Alert Pipeline Overview
Alerts from BYOC clusters flow through three ingestion paths, all converging into the alerts.lark_alerts table in StarRocks.
Architecture
Ingestion Paths
1. Lark MCP (interactive / ad-hoc)
Used during development and manual backfills. Claude calls the Lark MCP tool (im_v1_message_list) to fetch messages, saves results to a file, then process_lark_page.py parses and inserts them.
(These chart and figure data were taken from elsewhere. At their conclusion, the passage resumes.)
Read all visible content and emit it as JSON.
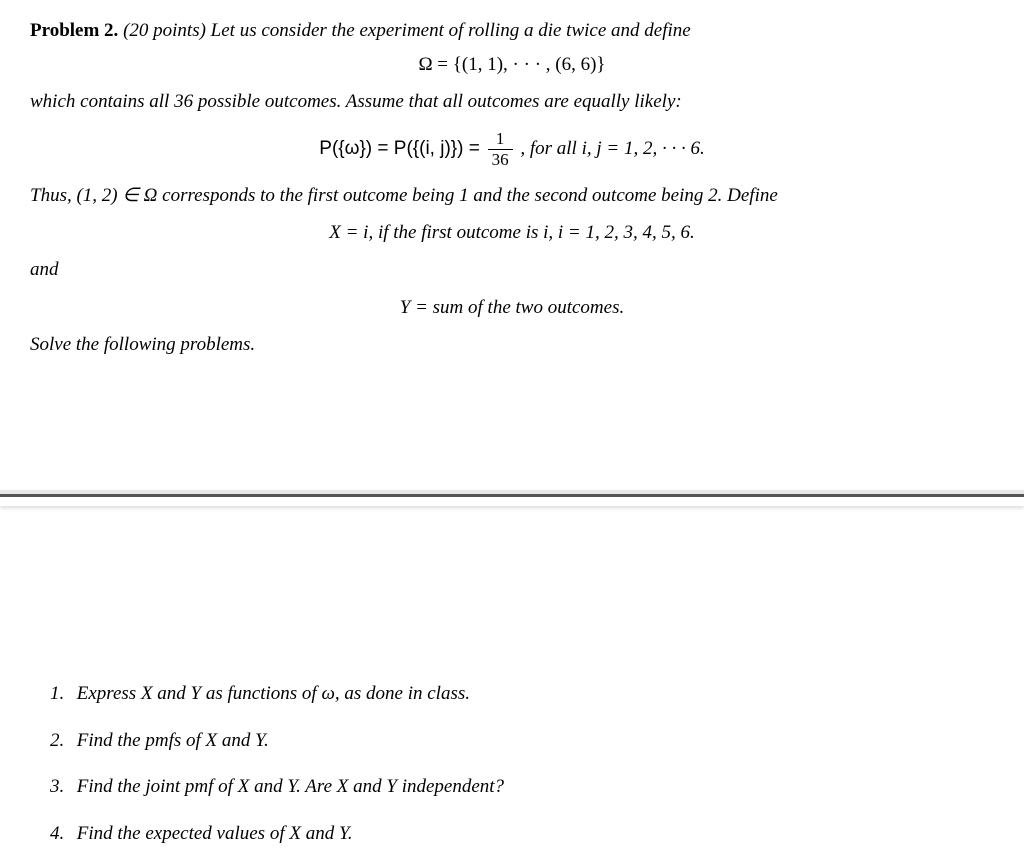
{
  "header": {
    "problem_label": "Problem 2.",
    "points": "(20 points)",
    "intro": "Let us consider the experiment of rolling a die twice and define"
  },
  "equations": {
    "omega_def": "Ω = {(1, 1), · · · , (6, 6)}",
    "outcomes_text": "which contains all 36 possible outcomes. Assume that all outcomes are equally likely:",
    "prob_left": "P({ω}) = P({(i, j)}) =",
    "prob_frac_num": "1",
    "prob_frac_den": "36",
    "prob_right": ",    for all i, j = 1, 2, · · · 6.",
    "thus_text": "Thus, (1, 2) ∈ Ω corresponds to the first outcome being 1 and the second outcome being 2. Define",
    "x_def": "X = i,    if the first outcome is  i,    i = 1, 2, 3, 4, 5, 6.",
    "and_text": "and",
    "y_def": "Y = sum of the two outcomes.",
    "solve_text": "Solve the following problems."
  },
  "questions": {
    "q1_num": "1.",
    "q1_text": "Express X and Y as functions of ω, as done in class.",
    "q2_num": "2.",
    "q2_text": "Find the pmfs of X and Y.",
    "q3_num": "3.",
    "q3_text": "Find the joint pmf of X and Y. Are X and Y independent?",
    "q4_num": "4.",
    "q4_text": "Find the expected values of X and Y."
  }
}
Key files: load_lark_alerts.py, process_lark_page.py
2. Grafana Webhook (real-time)
A Flask server on port 5050 receives Grafana/Alertmanager webhook POSTs. Each alert gets a deterministic wh_-prefixed message ID for deduplication.
Key file: alert_webhook.py
3. Daily Pipeline (scheduled)
A cron job that fetches yesterday's alerts directly from the Lark API (no MCP dependency), parses them, inserts into StarRocks, and generates daily recommendations.
Key file: daily_alert_pipeline.py
Deduplication
Each path uses a different message ID scheme to avoid collisions:
| Path | ID Prefix | Strategy |
|---|---|---|
| Lark MCP | om_ | Lark's native message ID |
| Grafana Webhook | wh_ | SHA256(alertname + cluster_id + status + startsAt) |
| Daily Pipeline | om_ + -f/-r suffix | Lark message ID with status suffix for multi-alert cards |
The lark_alerts table uses DUPLICATE KEY(message_id, created_at), so re-inserting the same row is a no-op.